What about bean flours?
I also grind herbs in it. It has other attachments, too. And also parts of my chicken feed.
It can do some beans, grains and small seeds with a special adapter, and there are demo videos to watch; plus lists of what can and cannot be ground with it.
I have a wondermill. Does beans JUST fine. You can’t do anything really oily like flax seeds or things like that–no nuts. But it does beans & grains beautifully. I do also have a hand mill. It is AWESOME for the arm muscles but it IS slow. I have one with an attachment that lets it be powered by a bicycle with a wheel taken off. Fun! That’s our disaster plan.
No, I haven’t done it manually yet; saving that for an emergency.
I use the flaker several times a week.
For harder items, like corn and beans, you set it on teh largest settin first, then you go down from there, depending upon how fine you want it to be. That’s the main learning curve. For example, I like to do my grits on level 4 first then I pour it back in and set it on level 2. For corn flour, I’d do it one more time and set on the lowest setting for the thrid grinding.
I would assume tI’d do the same process to make bean/pea flour. Fopr my chicken feed, I crack the field peas on level 4 and leave it at that for them. (though I don’t think you need it for this reason).
I’ve discovered that sprouting the field peas and my spelt causes the groat to be substantially softer and quicker in grinding.
If your husband hunts, it also has a meat grinding attachment.

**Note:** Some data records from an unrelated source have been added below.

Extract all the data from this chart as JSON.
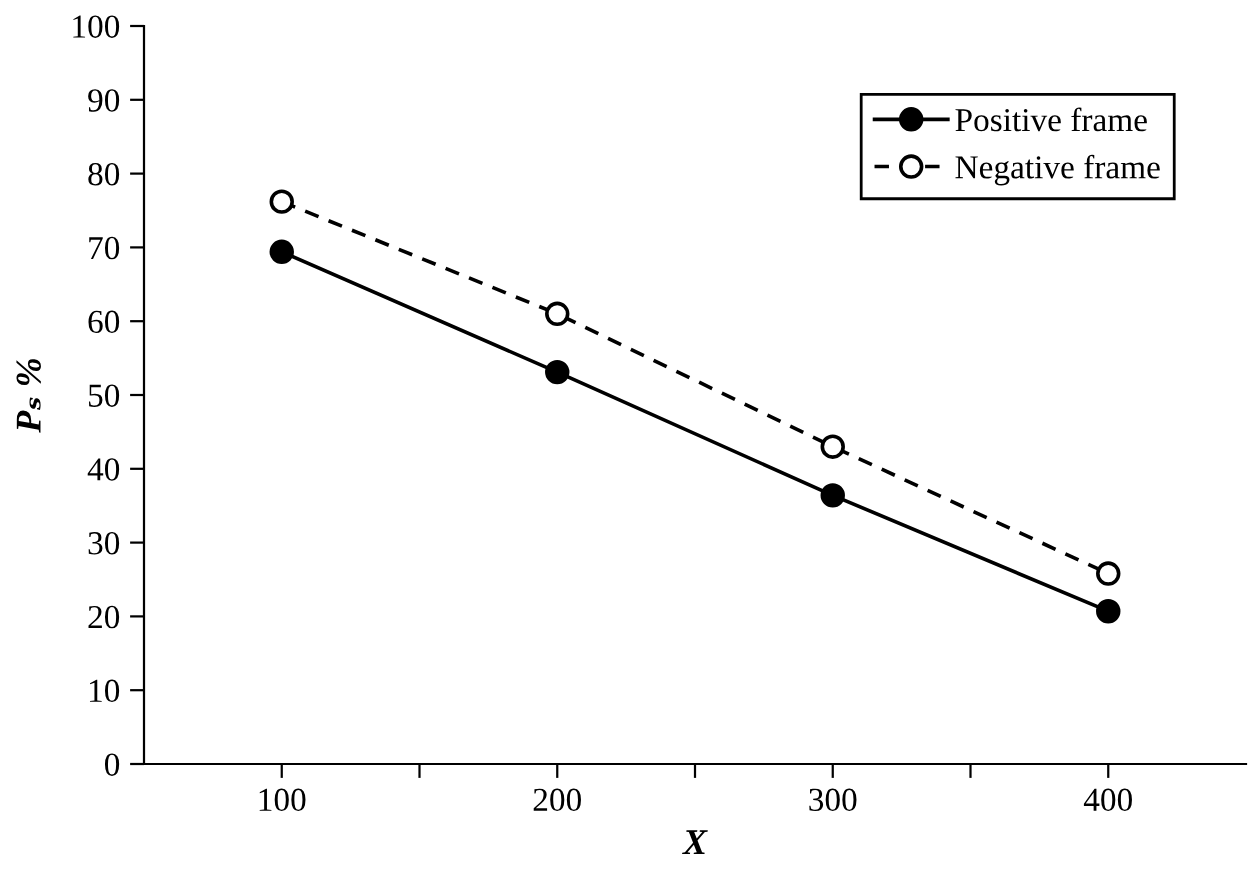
{
  "chart_data": {
    "type": "line",
    "xlabel": "X",
    "ylabel": "Pₛ %",
    "x": [
      100,
      200,
      300,
      400
    ],
    "series": [
      {
        "name": "Positive frame",
        "color": "#000000",
        "values": [
          69.4,
          53.1,
          36.4,
          20.7
        ],
        "marker": "circle",
        "line_style": "solid"
      },
      {
        "name": "Negative frame",
        "color": "#000000",
        "values": [
          76.2,
          61.0,
          43.0,
          25.8
        ],
        "marker": "open circle",
        "line_style": "dashed"
      }
    ],
    "xlim": [
      50,
      450
    ],
    "xticks": [
      100,
      {
        "value": 150,
        "label": null
      },
      200,
      {
        "value": 250,
        "label": null
      },
      300,
      {
        "value": 350,
        "label": null
      },
      400
    ],
    "ylim": [
      0,
      100
    ],
    "yticks": [
      0,
      10,
      20,
      30,
      40,
      50,
      60,
      70,
      80,
      90,
      100
    ],
    "grid": false,
    "legend": "top right"
  }
}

We have a wondermill and LOVE it. We started in August grinding our own wheat and by October I had lost 20lbs. The only other change to our diet I made was drinking raw (full fat) milk. I will forever sing the praises of eating fresh whole wheat!!
One thing I would suggest before you buy a mill is to make sure your family can handle fresh whole-grain flour. I can eat other bread goods just fine but the freshly ground bread bothers me.
What I would really like is making sprouted grain flour.
Thanks for all the recommendations. I think the conclusion is that it will be a bigger expense than I hoped for so I think I might have to wait a little.
When I bought my nutrimill about 7 years ago from Pleasant Hill grain, I was told that the Wondermill was no longer being made. The replacement for it was the Nutrimill.
I had a Nutrimill and didn’t like it so I sold it and got a Wondermill, sometimes called a Whispermill. Love, love, love it. I have a manual for emergencies (and 4 young men to crank it!). When I grind grain for bread I usually grind several kinds and mix them all together – hard white wheat, spelt, kamut, and barley, and then I’ll throw a few handfuls of amaranth in with one of the bigger grains as it goes through. I measure the mixture out just like regulary flour….if the recipe calls for 16 c. of whole wheat flour I use 16 cups of the mix (in whatever proportion it ended up being that day – I just dump and grind and don’t measure).
Well, HiddenJewel, apparently I am a snob and am way pickier than most people on the planet because everyone I talk to loves it! My Nutrimill took 20+ minutes to grind the grain in the hopper. I thought that was absurdly slow so I called the company I bought it from and they said that wasn’t right and it should grind faster. No matter what I tried tweaking (per their instructions) it ground very slowly. It also had lots of parts to clean which annoyed me and I was pregnant and on strict bedrest (even though I got up to make bread) so the long grind time + clean time + hormones added up to me hating it. My Wondermill/Whispermill grinds the stuff in under 2 minutes, to the same fineness and is faster for me to clean. I think it’s mostly personal preference and a machine that wasn’t functioning like it was supposed to and me being pregnant and frustrated.
It definitely does grind slowly on the fine setting. I put my grain in and leave it. The cleaning surprises me though. Of course, I don’t have to clean mine but every once in a while so maybe that is why.